Why is convergence in distribution defined in terms of "weak" convergence in the law?
Intuitively, (at least at a literal level) convergence in distribution of $(X_n)_n$ sequence of Borel random variables should imply "convergence" in the Law of these random variables. If I were to guess the definition of Convergence in Distribution before studying it, I would probably say:
$X_n \stackrel{d}{\to} X$ if $\mu_{X_n}(S) \to \mu_X(S)$ for all Borel $S$.

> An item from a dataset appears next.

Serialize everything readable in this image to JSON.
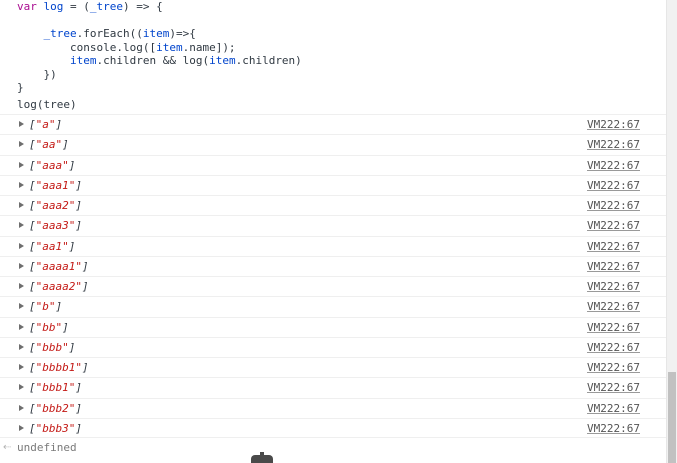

This is obviously a lot stronger than the actual definition of Convergence in Distribution. But what would be the problem if we defined it this way?

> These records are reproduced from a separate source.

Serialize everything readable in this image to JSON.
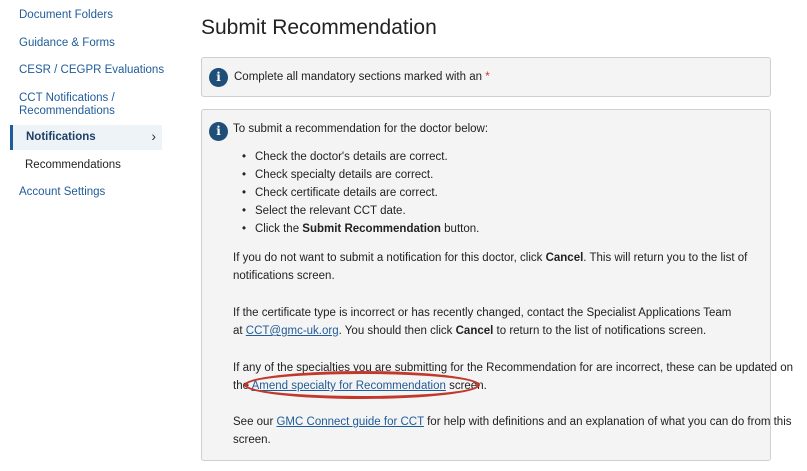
{
  "sidebar": {
    "document_folders": "Document Folders",
    "guidance_forms": "Guidance & Forms",
    "cesr_cegpr": "CESR / CEGPR Evaluations",
    "cct_line1": "CCT Notifications /",
    "cct_line2": "Recommendations",
    "notifications": "Notifications",
    "chevron": "›",
    "recommendations": "Recommendations",
    "account_settings": "Account Settings"
  },
  "page": {
    "title": "Submit Recommendation",
    "mandatory_text": "Complete all mandatory sections marked with an",
    "mandatory_star": "*",
    "intro": "To submit a recommendation for the doctor below:",
    "bullets": [
      "Check the doctor's details are correct.",
      "Check specialty details are correct.",
      "Check certificate details are correct.",
      "Select the relevant CCT date."
    ],
    "bullet5_pre": "Click the ",
    "bullet5_bold": "Submit Recommendation",
    "bullet5_post": " button.",
    "p1_pre": "If you do not want to submit a notification for this doctor, click ",
    "p1_bold": "Cancel",
    "p1_post1": ". This will return you to the list of",
    "p1_post2": "notifications screen.",
    "p2_line1": "If the certificate type is incorrect or has recently changed, contact the Specialist Applications Team",
    "p2_at": "at ",
    "p2_email": "CCT@gmc-uk.org",
    "p2_mid": ". You should then click ",
    "p2_bold": "Cancel",
    "p2_post": " to return to the list of notifications screen.",
    "p3_line1": "If any of the specialties you are submitting for the Recommendation for are incorrect, these can be updated on",
    "p3_pre": "the ",
    "p3_link": "Amend specialty for Recommendation",
    "p3_post": " screen.",
    "p4_pre": "See our ",
    "p4_link": "GMC Connect guide for CCT",
    "p4_post": " for help with definitions and an explanation of what you can do from this",
    "p4_line2": "screen."
  },
  "colors": {
    "link": "#1f5c99",
    "icon": "#1f4e79",
    "highlight": "#c0392b",
    "star": "#d0342c"
  }
}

Here is the definition of Convergence in Distribution introduced in my Probability class:
Definition of Convergence in Distribution:
Fix $(X_m)_{m = 1} ^\infty$ of random vectors in $\mathbb{R}^n$(they may live on different probability spaces) and $X$ random vector in $\mathbb{R}^n$. Then $X_n \stackrel{d}{\to} X$ in distribution if $\mu_{X_n} \stackrel{w}{\to} \mu_X$.
Definition of Weak Convergence in probability:
$\mu_{X_n} \stackrel{w}{\to} \mu_X$ means $\int_\mathbb{R^n} h \,d\mu_{X_n} \to \int_\mathbb{R^n} h \,d\mu_X$ for all $h: \mathbb{R}^n \to \mathbb{R}$ continuous and bounded.